Quantification of the influence of GABPβ^DN on AChR clustering. A,B, Quantitative assessment of the effect of GABPβ^DN in one individual cDNA injection experiment. Histograms of the number of GFP-positive fibers that formed AChR clusters (C/GFP; yellow bars), GFP-positive muscle fibers (GFP; green line), and the total number of fibers that formed AChR aggregates (Ctot; red line) counted on 14-μm-thick consecutive cross-sections through the entire injection sites. For illustration, a camera lucida drawing of section 37 (#37) is shown in A. In this particular section, 16 GFP-positive muscle fibers (GFP) were counted, and seven fibers formed AChR clusters (Ctot). Five of these fibers were also GFP-positive (C/GFP). Scale bar, 50 μm. C, Confocal views of cross-sections of a control-injected muscle fiber (left) and a GABPβ^DN-injected muscle fiber (right). Injected fibers are identified by the expression of GFP (green). In the control, AChR clusters (red) are associated with myofibers containing GFP-positive nuclei.

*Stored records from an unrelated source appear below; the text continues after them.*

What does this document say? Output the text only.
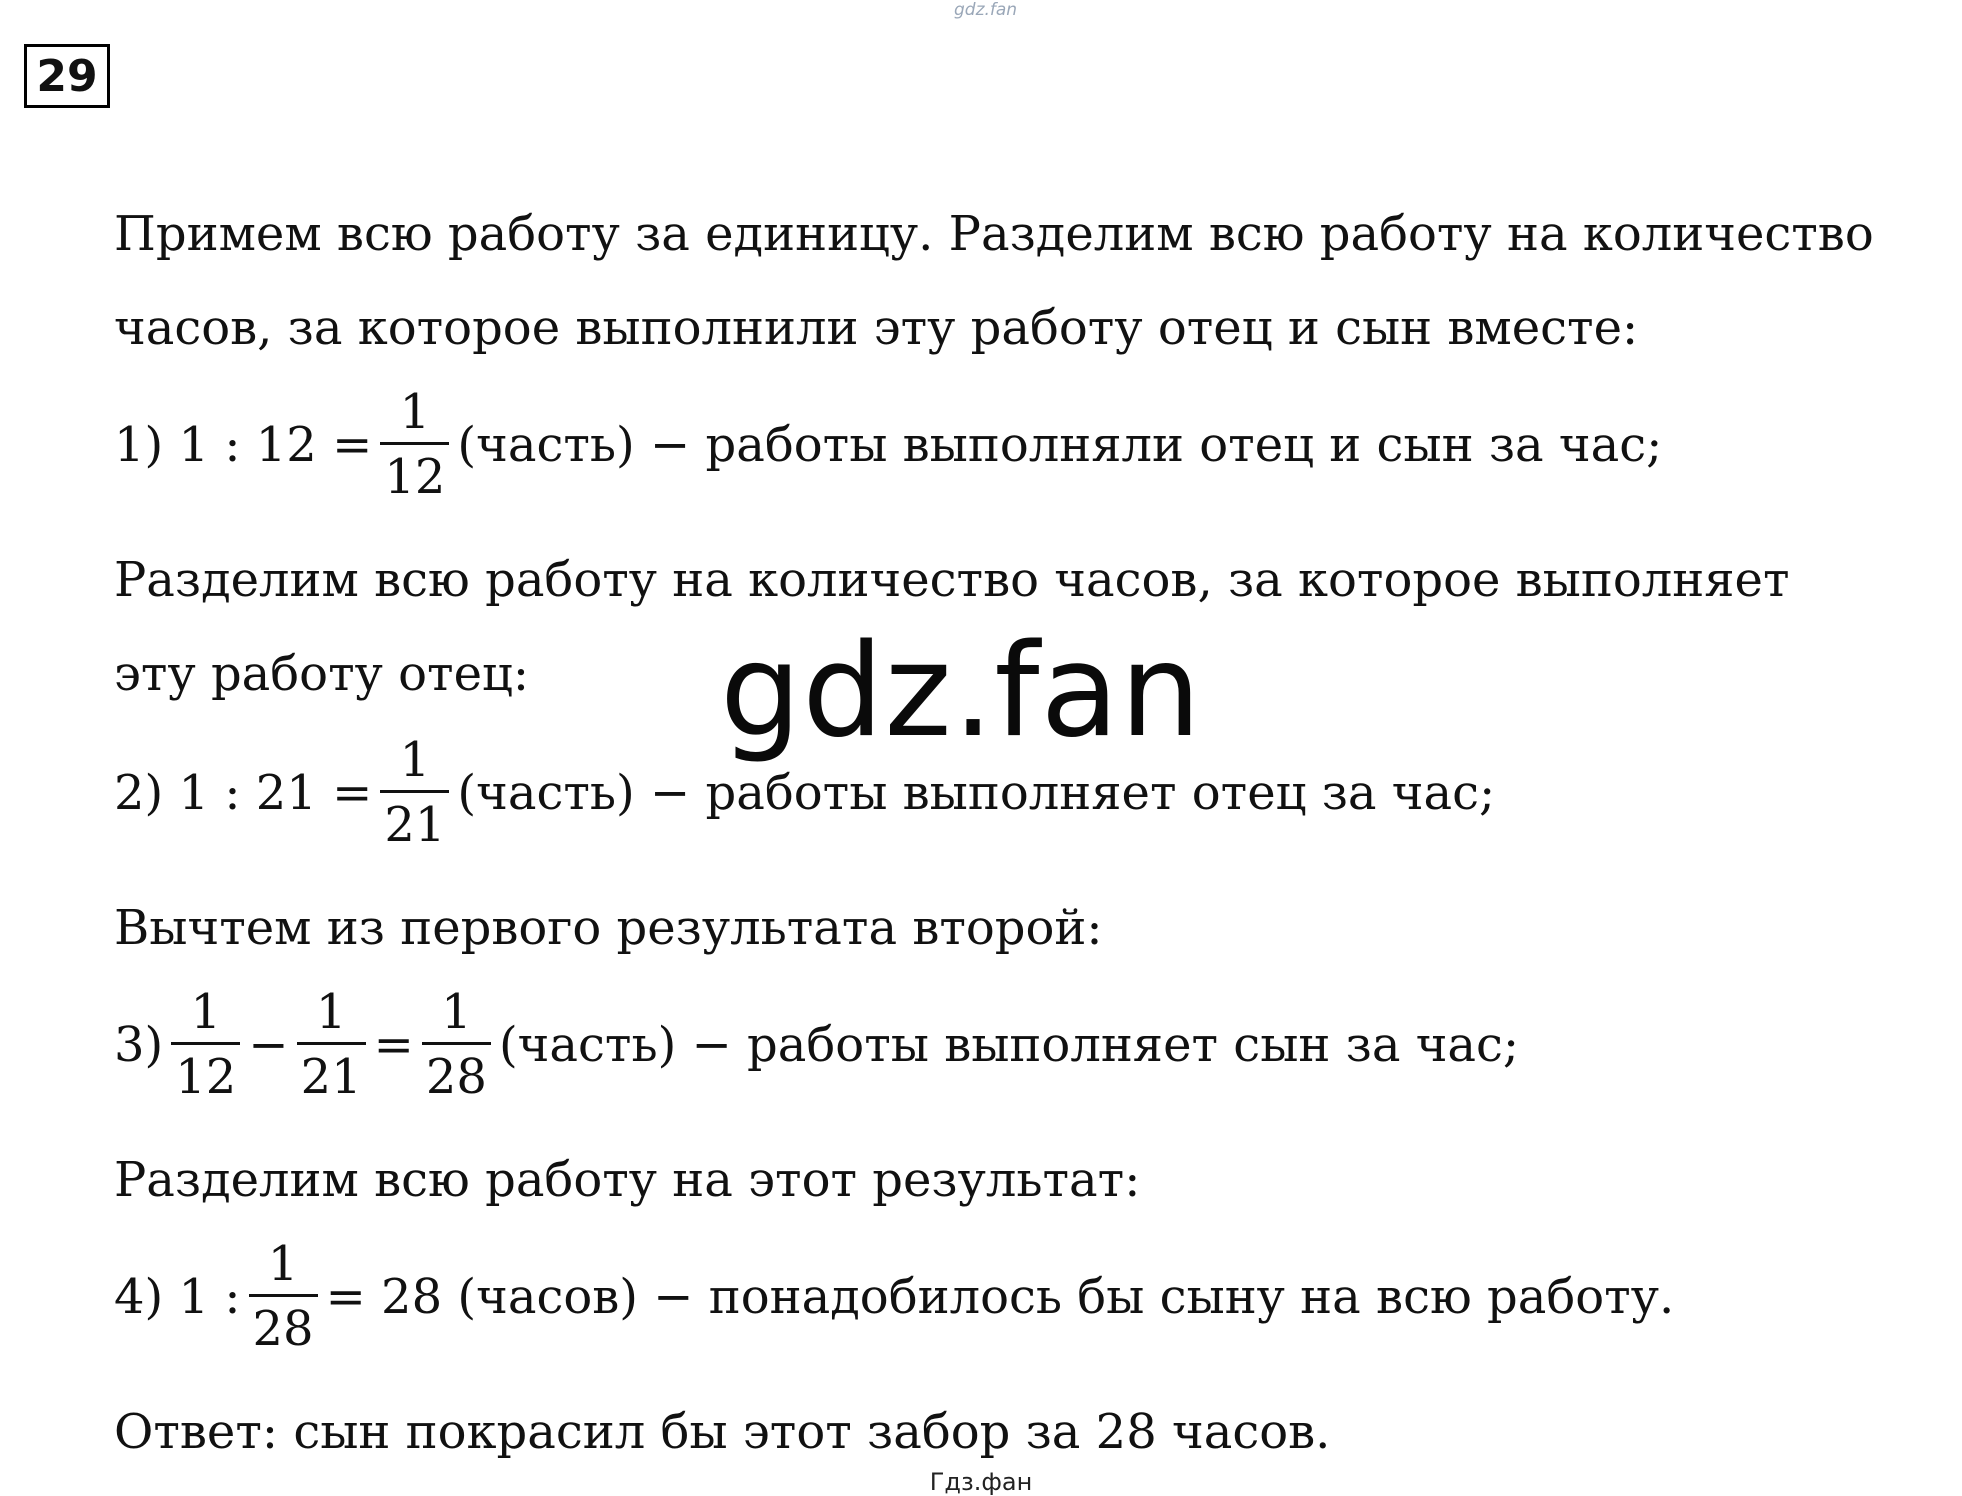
gdz.fan
29
Примем всю работу за единицу. Разделим всю работу на количество
часов, за которое выполнили эту работу отец и сын вместе:
1) 1 : $12 = \frac{1}{12}$ (часть) − работы выполняли отец и сын за час;
Разделим всю работу на количество часов, за которое выполняет
эту работу отец:
2) 1 : $21 = \frac{1}{21}$ (часть) − работы выполняет отец за час;
Вычтем из первого результата второй:
$3) \frac{1}{12} - \frac{1}{21} = \frac{1}{28}$ (часть) − работы выполняет сын за час;
Разделим всю работу на этот результат:
4) 1 : $\frac{1}{28} = 28$ (часов) − понадобилось бы сыну на всю работу.
Ответ: сын покрасил бы этот забор за 28 часов.
gdz.fan
Гдз.фан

In contrast, in the GABPβ^DN-injected muscle, AChR clusters are found in adjacent, GFP-negative myofibers. Scale bar, 20 μm.

Fig. 5.

Distribution of utrophin and AChE in GABPβ^DN-injected muscles. A,B, The distribution of utrophin was examined by immunostaining and compared with that of AChRs on cross-sections made through the injected muscle fibers. The evaluation was made as described in Figure 4. Utrophin and AChR clusters colocalized on each cross-section, throughout the injection site, in the control as well as in the GABPβ^DN situation. C/GFP, GFP-positive fibers that have AChR clusters; U/GFP, GFP-positive fibers that have utrophin clusters; GFP, GFP-positive (injected) fibers; Ctot, total number of fibers having AChR clusters. C, The distribution of AChE was examined by choline esterase staining and compared with that of AChRs stained with alexa α-bungarotoxin (green). Both proteins colocalized on each analyzed cross-section. Scale bar, 20 μm.